A teoria da gestalt nos traz uma lei importante no estudo do pensamento: o todo (a forma) é mais que a soma das partes (dos elementos). Para compreender o sentido  que pode ter um objeto (uma cruz, por exemplo) ou um fenômeno para uma pessoa, é preciso saber como ele se apresenta no campo de consciência dessa pessoa, já que é a forma que tem as relações entre os elementos desse objeto ou desse fenômeno que possui um sentido para ela, e cada elemento não pode ser compreendido senão pelas relações que tem com a forma. Dessa óptica os elementos sensoriais não são os elementos estruturantes da experiência consciente, mas os elementos estruturados pelo campo da consciência.

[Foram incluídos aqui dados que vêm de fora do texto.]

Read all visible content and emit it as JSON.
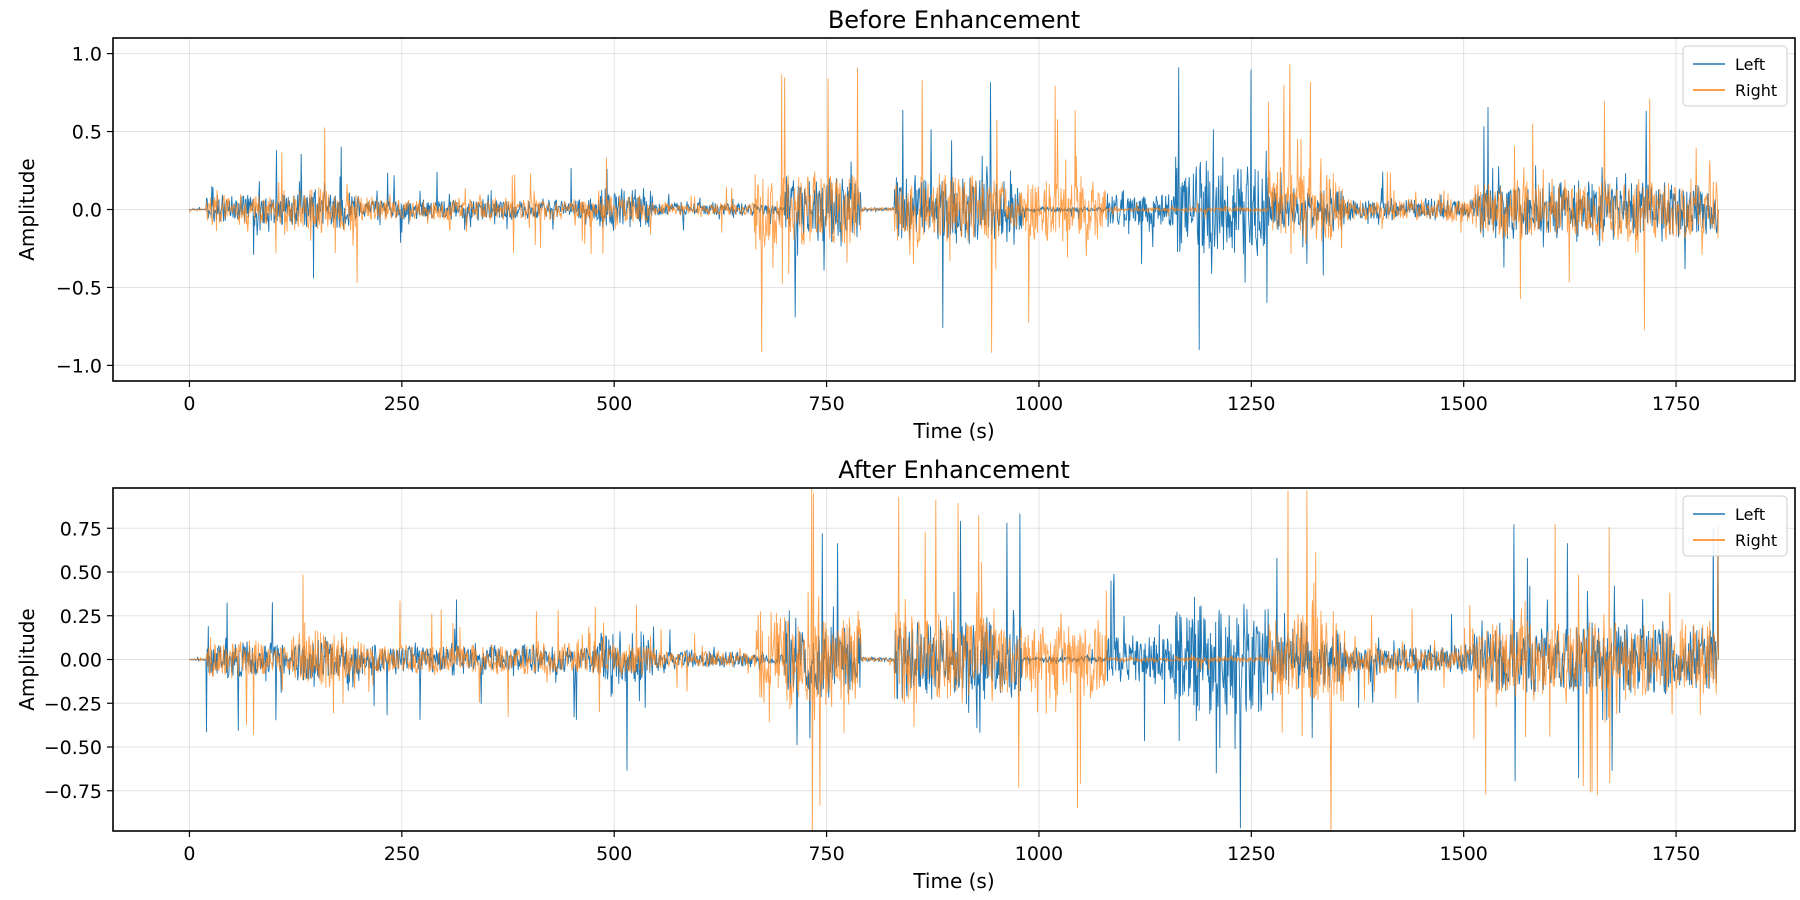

Ou seja: Nossa consciência e subjetividade influenciam poderosamente na nossa percepção da realidade e nos nossos julgamentos e decisões tomados a partir daí.

Psicologia cognitiva e criatividade
Atualmente as pesquisas sobre a percepção estão associadas à psicologia cognitiva. Os estudos sobre a percepção colocam em evidência as riquezas do pensamento, ou a faculdade da imaginação criativa como forma de reestruturar, sempre de modo original, as experiências e os conhecimentos adquiridos no decorrer de sucessivas gerações.

Cultura
É inevitável que a cultura influencie nas atividades perceptivas, já que é ela quem fornece a maior parte dos filtros perceptivos necessários para dotar de significado as experiências da existência. Mas não nos deteremos, agora, sobre ela.

Ondas sobre ondas
A percepção se baseia em atividades complexas que antecedem as atividades da inteligência, mas que, no fluxo da vida e das nossas decisões, são, também, consideradas válidas através de um filtro perceptivo criado através das nossas experiências ao longo do tempo. Sem uma devida atitude consciente da nossa parte e uma motivação focada para observarmos sobre quais arcabouços criamos as percepções que usaremos para tomar nossas decisões, valores e crenças, dificilmente poderemos sair vitoriosos das nossas constantes auto-sabotagens, incongruências e incoerências tão típicas, humanas e naturais quanto problemáticas na nossa jornada rumo ao melhor de nós mesmos.

Esclareça as percepções
Proponho, para essa semana, que, em qualquer decisão que tomemos, procuremos esclarecer para todas as partes envolvidas o quê significa cada um dos valores em questão:
  • "Todos queremos conviver bem", por exemplo. Ok, então o que é "boa convivência" para cada um de nós? 
  • "Todos queremos resolver esse problema." Ok, então o que é "resolver" e porque aquela situação foi identificada como um "problema" por cada um? 
Se possível façam por escrito e troquem suas respostas. Observem  o que muda. Percebeu?